Depois de chorar bastante e se perguntar um milhão de vezes sobre o sentido de tudo que fez até ali, Angélica mandou uma mensagem de texto a Márcio. “Meu caro Márcio, te peço mil desculpas por tudo que lhe causei. Queria tanto que meu irmão voltasse para a nossa família, que não me preocupei com as outras pessoas. Você realmente tem razão. Não sou diferente dos meus. Sou egoísta. Só pude perceber isso agora a noite e entendo que o expus a uma situação vexatória para satisfazer, aos olhos de muito, um capricho meu. Mas sei que para você não é capricho algum, mesmo minhas atitudes tendo o virado do avesso, expondo um segredo e uma história que sangra dentro de ti. Espero sinceramente que um dia me perdoe. Beijos. Angélica”.

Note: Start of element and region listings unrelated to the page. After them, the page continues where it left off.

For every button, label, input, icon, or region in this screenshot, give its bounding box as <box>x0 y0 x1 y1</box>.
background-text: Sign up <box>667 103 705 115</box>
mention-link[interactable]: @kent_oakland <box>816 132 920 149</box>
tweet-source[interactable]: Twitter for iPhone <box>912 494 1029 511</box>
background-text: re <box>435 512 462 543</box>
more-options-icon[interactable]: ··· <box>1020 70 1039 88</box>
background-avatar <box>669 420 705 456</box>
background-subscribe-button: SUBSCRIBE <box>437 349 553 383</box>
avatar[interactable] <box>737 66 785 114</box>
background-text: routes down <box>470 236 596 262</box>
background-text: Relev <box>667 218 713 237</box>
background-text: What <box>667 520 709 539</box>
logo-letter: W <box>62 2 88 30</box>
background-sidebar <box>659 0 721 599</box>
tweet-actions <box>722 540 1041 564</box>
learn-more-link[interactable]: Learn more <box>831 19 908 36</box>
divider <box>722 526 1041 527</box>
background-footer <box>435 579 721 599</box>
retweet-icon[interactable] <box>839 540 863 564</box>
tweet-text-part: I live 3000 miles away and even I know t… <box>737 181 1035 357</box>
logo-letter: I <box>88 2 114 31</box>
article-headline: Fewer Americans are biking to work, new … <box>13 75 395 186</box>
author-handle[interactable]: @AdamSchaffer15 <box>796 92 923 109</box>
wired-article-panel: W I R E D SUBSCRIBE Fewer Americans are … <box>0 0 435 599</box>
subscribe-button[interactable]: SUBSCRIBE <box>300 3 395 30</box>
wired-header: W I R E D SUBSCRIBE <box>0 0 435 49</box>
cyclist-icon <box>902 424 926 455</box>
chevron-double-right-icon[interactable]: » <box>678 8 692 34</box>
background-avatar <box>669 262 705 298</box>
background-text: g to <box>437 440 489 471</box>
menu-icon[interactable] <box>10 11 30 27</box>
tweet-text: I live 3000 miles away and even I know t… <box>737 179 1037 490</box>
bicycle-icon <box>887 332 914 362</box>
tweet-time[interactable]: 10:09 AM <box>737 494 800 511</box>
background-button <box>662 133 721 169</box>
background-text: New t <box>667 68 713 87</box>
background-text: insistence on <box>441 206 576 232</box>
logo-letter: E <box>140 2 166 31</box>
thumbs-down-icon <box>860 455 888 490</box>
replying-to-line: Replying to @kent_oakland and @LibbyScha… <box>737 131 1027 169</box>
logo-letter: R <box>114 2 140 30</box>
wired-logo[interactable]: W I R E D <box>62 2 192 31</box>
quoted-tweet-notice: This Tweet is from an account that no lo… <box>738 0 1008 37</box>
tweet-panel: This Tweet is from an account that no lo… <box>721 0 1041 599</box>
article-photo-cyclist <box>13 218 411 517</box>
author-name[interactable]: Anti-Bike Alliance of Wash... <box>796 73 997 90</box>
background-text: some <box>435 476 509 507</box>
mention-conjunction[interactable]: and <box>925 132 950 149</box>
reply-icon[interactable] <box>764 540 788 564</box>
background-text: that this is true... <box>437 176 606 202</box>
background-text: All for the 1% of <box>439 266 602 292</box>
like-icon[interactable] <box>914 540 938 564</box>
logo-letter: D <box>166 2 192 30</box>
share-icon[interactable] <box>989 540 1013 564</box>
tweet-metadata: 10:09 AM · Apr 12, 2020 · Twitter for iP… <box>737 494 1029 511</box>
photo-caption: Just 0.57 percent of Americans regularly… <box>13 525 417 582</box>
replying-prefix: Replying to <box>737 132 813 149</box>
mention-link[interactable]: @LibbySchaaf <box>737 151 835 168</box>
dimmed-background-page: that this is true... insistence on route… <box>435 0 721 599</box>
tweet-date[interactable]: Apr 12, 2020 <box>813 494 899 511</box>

Márcio visualizou a mensagem. Ficou emocionado por que sabia que não eram meras palavras jogadas ao vento e partia, não de uma linda mulher trintona, mas de um ser que estava começando a olhar para dentro de si em busca de algo que a fizesse feliz. O repórter sempre entendeu que não se pode buscar fora quando não se sabe o que lhe falta. “Quando o humano tiver consciência do que lhe está ausente, encontrará as ferramentas para encontrar e depois compartilhar o que achou. Talvez as dificuldades de Angélica”, pensava Márcio enquanto procurava uma forma de responder sem ser excessivo, meloso, mas simples e objetivo, “seja mesmo o excesso e como todo mundo a enxerga: um caixa-eletrônico. O seu meio social a fez ter uma visão obscura, obtusa e enviesada das pessoas”.
O repórter pensou, pensou e respondeu: “Tudo bem dona Angélica. Eu a compreendo. Seu pesadelo está prestes a terminar. O meu, creio, só quando deixar essa cidade. Abraços. Tenha uma excelente noite de sono. Márcio”. Enviou a mensagem, virou do lado e dormiu.